Виной тому табу, наложенное на него, и величина самой фигуры, которую никак мелкой не назовешь. И дело не в истинном масштабе личности Сталина, а в последствиях, которые имела деятельность этой личности для каждого из нас. Все мы дети Арбата, а точнее, дети эпохи Сталина — даже те, что родились после его смерти, для которых Сталин, как, например, для моей пятнадцатилетней дочери, — Рамзес Второй.
А. Рыбаков моделирует Сталина по Макиавелли, но далее отходит от Макиавелли, считая, что знаменитый флорентиец не смог предугадать коварства Сталина, его тигриную природу.
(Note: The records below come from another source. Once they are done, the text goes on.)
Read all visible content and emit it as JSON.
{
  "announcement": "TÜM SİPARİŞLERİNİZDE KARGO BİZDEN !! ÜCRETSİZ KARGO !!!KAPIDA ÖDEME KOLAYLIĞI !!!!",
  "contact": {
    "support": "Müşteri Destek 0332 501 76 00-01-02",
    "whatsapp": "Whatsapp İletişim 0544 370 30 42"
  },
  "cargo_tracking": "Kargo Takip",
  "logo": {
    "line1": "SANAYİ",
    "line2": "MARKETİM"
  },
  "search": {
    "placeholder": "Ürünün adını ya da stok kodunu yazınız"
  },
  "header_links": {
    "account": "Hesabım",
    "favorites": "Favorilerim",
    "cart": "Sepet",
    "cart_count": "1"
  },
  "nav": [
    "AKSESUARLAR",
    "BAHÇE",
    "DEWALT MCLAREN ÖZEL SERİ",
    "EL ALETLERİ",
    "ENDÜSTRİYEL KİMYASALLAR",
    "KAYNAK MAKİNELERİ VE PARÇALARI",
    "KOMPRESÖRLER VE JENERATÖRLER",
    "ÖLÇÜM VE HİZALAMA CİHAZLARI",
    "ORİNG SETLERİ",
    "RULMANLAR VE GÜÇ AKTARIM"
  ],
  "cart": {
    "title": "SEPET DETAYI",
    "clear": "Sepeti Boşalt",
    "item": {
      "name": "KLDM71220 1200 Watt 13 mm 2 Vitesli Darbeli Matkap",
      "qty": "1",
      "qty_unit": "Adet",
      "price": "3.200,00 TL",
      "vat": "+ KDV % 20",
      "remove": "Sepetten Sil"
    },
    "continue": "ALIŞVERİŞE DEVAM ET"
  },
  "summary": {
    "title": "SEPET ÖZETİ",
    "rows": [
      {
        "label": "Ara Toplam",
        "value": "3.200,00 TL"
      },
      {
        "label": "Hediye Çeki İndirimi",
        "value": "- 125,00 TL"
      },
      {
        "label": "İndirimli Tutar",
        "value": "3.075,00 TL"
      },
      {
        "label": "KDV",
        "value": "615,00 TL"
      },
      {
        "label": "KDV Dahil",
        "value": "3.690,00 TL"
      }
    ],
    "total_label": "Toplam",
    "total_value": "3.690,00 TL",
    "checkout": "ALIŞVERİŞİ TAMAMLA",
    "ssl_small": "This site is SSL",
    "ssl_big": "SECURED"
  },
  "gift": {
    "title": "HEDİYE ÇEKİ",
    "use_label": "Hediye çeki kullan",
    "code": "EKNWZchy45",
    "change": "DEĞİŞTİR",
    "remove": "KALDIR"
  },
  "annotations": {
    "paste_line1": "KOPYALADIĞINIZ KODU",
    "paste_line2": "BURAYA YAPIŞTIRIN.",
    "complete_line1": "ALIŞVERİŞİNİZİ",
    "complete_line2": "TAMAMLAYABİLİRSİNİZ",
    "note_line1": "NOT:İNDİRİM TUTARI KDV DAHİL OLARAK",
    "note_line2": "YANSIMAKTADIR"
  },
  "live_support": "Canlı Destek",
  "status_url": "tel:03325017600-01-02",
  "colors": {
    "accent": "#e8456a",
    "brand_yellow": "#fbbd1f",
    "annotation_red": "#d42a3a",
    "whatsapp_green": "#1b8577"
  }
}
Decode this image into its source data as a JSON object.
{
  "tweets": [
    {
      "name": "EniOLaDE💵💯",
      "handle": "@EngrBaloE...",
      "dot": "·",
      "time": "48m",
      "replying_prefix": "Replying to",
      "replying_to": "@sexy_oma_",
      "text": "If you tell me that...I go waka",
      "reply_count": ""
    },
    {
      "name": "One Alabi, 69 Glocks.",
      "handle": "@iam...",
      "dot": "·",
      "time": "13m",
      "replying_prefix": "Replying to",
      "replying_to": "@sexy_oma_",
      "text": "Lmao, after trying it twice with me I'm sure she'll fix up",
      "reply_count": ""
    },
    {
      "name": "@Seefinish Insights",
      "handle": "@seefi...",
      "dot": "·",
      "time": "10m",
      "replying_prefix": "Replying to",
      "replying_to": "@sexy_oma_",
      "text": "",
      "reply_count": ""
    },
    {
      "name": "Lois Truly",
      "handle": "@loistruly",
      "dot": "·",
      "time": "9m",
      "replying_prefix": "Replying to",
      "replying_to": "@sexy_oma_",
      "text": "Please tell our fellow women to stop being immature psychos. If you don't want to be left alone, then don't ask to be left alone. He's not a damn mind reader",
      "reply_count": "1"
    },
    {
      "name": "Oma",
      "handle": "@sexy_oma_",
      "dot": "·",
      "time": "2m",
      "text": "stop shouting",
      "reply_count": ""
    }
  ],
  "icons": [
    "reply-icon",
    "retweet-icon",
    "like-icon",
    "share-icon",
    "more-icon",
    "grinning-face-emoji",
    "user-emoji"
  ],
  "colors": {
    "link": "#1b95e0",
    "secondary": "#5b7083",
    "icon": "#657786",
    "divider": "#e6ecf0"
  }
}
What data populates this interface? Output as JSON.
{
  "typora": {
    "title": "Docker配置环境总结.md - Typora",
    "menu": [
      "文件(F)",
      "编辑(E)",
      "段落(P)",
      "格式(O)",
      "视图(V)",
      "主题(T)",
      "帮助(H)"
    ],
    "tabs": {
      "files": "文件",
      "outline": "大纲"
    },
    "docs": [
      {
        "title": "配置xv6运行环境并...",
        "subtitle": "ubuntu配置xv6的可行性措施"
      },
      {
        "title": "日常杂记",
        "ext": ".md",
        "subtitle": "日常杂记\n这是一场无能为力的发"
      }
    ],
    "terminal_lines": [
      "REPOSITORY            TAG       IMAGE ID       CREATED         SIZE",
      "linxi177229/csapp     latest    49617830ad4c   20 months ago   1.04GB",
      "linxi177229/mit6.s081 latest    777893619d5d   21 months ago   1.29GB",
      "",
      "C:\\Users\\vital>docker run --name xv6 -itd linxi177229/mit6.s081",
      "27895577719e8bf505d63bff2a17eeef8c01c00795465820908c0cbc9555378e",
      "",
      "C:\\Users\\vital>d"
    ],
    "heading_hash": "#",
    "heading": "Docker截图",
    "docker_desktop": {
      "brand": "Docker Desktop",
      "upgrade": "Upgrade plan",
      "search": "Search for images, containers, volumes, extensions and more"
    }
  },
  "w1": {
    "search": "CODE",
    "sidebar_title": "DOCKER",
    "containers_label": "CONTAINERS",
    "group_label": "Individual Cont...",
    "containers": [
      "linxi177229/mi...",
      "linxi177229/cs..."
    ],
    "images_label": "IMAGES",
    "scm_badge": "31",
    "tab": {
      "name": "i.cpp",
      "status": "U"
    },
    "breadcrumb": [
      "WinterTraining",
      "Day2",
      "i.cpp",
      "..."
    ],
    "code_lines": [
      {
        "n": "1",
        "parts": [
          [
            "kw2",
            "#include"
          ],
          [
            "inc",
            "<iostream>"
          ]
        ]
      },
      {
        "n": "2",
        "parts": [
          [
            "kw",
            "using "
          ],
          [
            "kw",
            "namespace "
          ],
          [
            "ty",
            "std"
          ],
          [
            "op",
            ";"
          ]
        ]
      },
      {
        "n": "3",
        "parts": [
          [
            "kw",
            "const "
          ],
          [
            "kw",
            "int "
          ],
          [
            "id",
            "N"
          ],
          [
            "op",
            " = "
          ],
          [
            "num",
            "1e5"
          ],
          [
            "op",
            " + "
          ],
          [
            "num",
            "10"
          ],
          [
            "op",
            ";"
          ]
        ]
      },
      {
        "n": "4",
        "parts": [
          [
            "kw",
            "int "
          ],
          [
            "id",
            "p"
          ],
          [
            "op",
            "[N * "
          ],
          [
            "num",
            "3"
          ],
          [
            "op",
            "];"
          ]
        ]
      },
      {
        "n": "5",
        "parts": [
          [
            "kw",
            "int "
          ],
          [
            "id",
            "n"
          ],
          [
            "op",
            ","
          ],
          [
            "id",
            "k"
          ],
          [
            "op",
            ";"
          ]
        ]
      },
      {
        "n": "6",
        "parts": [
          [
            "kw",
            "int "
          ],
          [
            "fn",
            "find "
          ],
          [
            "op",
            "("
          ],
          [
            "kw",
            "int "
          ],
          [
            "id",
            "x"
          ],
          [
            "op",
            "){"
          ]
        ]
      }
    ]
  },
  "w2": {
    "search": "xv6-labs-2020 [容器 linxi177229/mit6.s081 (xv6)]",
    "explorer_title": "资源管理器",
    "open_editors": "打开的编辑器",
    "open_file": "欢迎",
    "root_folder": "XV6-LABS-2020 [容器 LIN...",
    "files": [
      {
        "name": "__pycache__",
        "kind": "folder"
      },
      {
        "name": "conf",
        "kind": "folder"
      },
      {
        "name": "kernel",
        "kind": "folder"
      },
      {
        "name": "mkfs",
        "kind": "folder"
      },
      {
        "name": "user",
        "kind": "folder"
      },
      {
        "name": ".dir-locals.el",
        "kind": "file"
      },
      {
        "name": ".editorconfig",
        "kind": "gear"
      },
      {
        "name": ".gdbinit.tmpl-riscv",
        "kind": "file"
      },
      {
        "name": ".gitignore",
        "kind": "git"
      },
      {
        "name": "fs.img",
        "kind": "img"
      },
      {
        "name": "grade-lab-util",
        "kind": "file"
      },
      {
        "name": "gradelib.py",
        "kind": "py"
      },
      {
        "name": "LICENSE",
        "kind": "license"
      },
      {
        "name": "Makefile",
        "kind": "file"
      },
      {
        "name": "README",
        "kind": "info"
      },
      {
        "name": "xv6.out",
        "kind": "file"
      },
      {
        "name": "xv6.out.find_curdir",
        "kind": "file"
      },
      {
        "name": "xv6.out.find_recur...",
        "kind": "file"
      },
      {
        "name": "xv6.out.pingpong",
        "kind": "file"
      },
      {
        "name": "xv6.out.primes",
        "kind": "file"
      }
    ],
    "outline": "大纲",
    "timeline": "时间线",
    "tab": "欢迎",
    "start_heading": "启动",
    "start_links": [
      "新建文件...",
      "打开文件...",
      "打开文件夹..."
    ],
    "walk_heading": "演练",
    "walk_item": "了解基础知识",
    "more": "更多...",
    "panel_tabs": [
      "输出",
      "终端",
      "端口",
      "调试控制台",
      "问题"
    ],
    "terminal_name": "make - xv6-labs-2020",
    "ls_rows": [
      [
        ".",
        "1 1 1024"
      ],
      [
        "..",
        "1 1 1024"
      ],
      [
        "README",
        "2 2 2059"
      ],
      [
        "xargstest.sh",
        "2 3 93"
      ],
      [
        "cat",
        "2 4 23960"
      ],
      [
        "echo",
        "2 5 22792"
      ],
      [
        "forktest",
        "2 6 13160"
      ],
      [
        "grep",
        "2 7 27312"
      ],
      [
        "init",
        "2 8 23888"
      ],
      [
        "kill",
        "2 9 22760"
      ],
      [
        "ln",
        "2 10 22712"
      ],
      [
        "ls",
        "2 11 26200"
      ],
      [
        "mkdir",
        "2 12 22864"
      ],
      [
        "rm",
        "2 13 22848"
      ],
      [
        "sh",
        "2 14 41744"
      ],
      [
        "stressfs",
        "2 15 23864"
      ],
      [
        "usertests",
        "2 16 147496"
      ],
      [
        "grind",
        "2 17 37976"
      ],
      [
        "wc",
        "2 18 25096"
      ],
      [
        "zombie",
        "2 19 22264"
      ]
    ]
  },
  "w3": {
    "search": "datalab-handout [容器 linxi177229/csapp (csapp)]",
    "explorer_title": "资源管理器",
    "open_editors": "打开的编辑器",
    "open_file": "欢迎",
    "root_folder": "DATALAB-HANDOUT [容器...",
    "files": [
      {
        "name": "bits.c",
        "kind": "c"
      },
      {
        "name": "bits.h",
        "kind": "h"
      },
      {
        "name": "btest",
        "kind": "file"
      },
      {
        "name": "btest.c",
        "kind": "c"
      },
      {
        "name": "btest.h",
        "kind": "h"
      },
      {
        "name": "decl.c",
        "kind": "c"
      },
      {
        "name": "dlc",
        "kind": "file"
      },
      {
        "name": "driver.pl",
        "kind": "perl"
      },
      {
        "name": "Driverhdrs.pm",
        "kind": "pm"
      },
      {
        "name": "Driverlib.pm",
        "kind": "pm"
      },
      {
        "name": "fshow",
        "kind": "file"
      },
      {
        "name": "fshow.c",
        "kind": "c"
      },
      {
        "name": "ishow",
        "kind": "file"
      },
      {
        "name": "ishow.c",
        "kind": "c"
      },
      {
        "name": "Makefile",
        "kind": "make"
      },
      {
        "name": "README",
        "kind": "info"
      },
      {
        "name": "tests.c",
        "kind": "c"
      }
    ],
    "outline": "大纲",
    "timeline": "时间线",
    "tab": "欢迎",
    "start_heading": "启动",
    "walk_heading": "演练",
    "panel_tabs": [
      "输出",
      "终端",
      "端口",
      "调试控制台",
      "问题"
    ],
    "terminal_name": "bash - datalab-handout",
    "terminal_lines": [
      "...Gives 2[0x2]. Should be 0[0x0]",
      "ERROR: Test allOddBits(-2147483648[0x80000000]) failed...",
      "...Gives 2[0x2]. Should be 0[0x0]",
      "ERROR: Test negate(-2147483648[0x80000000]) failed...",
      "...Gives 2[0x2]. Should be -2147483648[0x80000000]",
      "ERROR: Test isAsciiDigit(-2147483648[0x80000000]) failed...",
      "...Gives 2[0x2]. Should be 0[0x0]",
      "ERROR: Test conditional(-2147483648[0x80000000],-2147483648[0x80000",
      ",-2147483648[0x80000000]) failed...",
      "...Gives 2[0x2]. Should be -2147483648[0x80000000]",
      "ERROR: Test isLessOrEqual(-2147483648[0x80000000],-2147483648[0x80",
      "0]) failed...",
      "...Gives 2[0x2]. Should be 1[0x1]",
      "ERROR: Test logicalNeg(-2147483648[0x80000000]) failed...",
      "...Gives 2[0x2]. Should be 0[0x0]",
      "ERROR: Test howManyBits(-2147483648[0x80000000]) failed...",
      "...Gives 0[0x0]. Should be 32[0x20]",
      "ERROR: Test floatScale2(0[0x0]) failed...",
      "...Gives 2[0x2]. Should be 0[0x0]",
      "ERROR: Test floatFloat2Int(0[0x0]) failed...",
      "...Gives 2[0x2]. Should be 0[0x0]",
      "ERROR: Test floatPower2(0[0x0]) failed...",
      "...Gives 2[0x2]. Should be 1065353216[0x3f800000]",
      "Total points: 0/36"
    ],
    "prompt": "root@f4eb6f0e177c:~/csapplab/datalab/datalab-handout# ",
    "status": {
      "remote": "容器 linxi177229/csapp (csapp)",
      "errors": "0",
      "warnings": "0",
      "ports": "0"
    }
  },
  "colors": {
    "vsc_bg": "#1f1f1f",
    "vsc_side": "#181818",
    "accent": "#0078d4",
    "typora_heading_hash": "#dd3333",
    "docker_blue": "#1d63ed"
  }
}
Сталин у А. Рыбакова безусловно злодей, но злодей, предстающий перед нами не как «вещь в себе», а как злодей саморазоблачающийся, причем саморазоблачающийся с помощью железной логики.
С одной стороны, это правильно, потому что логика для таких натур главное, логика для них важнее сердца, важнее ума (в котором всегда есть примесь сердечности); это торжество логики в людях такого типа предсказал еще Достоевский, но все же не из одной логики состоит и палач, и хозяин палача, теоретик насилия и практик насилия. А Сталин соединяет их в одном лице.
Мне кажется, что роман А. Рыбакова при всей сенсационности его материала, при сильных выражениях автора, которые он направляет в адрес Сталина, поражен тем же недугом, что и его главный герой — политическим резонерством и риторикой логики, про которую Достоевский в «Подростке» написал: «У них все логика, а потому скучно».
Монологи Сталина в романе, вскрывающие механизмы его преступности, его отношения к людям и к самой идее социализма, не монологи живого лица, а схемы, схемы и схемы, где один тезис сходится с другим тезисом, одна посылка вытекает из другой, а все они вместе приводят к конечному результату: торжеству схемы, не больше.
Лишь раз вздрогнет читатель и почувствует холод опасности, исходящей от живого Сталина, — это произойдет тогда, когда Сталин, уязвленный симпатией Кирова к его личному зубному врачу, отошлет этого зубного врача навсегда от своей персоны. Здесь Сталин на миг выпустит свои тигриные когти.
А в остальных случаях он будет резонерствовать, как резонерствуют и его оппоненты, Киров и Орджоникидзе, как резонерствует сам А. Рыбаков, пытаясь уловить нить Ариадны, ведущую в подвалы души Сталина.
Политическим слепцом выглядит в «Детях Арбата» Киров, который противостоит в этом романе Сталину и логике Сталина. Вот что он думает о своем антиподе: «Выступить против Сталина невозможно. Его методы неприемлемы, но линия правильная». Я допускаю, что реальный Киров мог думать так, но есть ли это заслуга литературного героя Кирова, который должен побороть своего противника чем-то большим, чем логика? Киров у Рыбакова отделяет «методы» от «линии», не замечая, что методы давно стали линией, что линии иной уже нет и что успехи индустриализации, на которые он ссылается и которые связывает с массовым привлечением крестьян в колхозы, политы кровью и потому обесценены.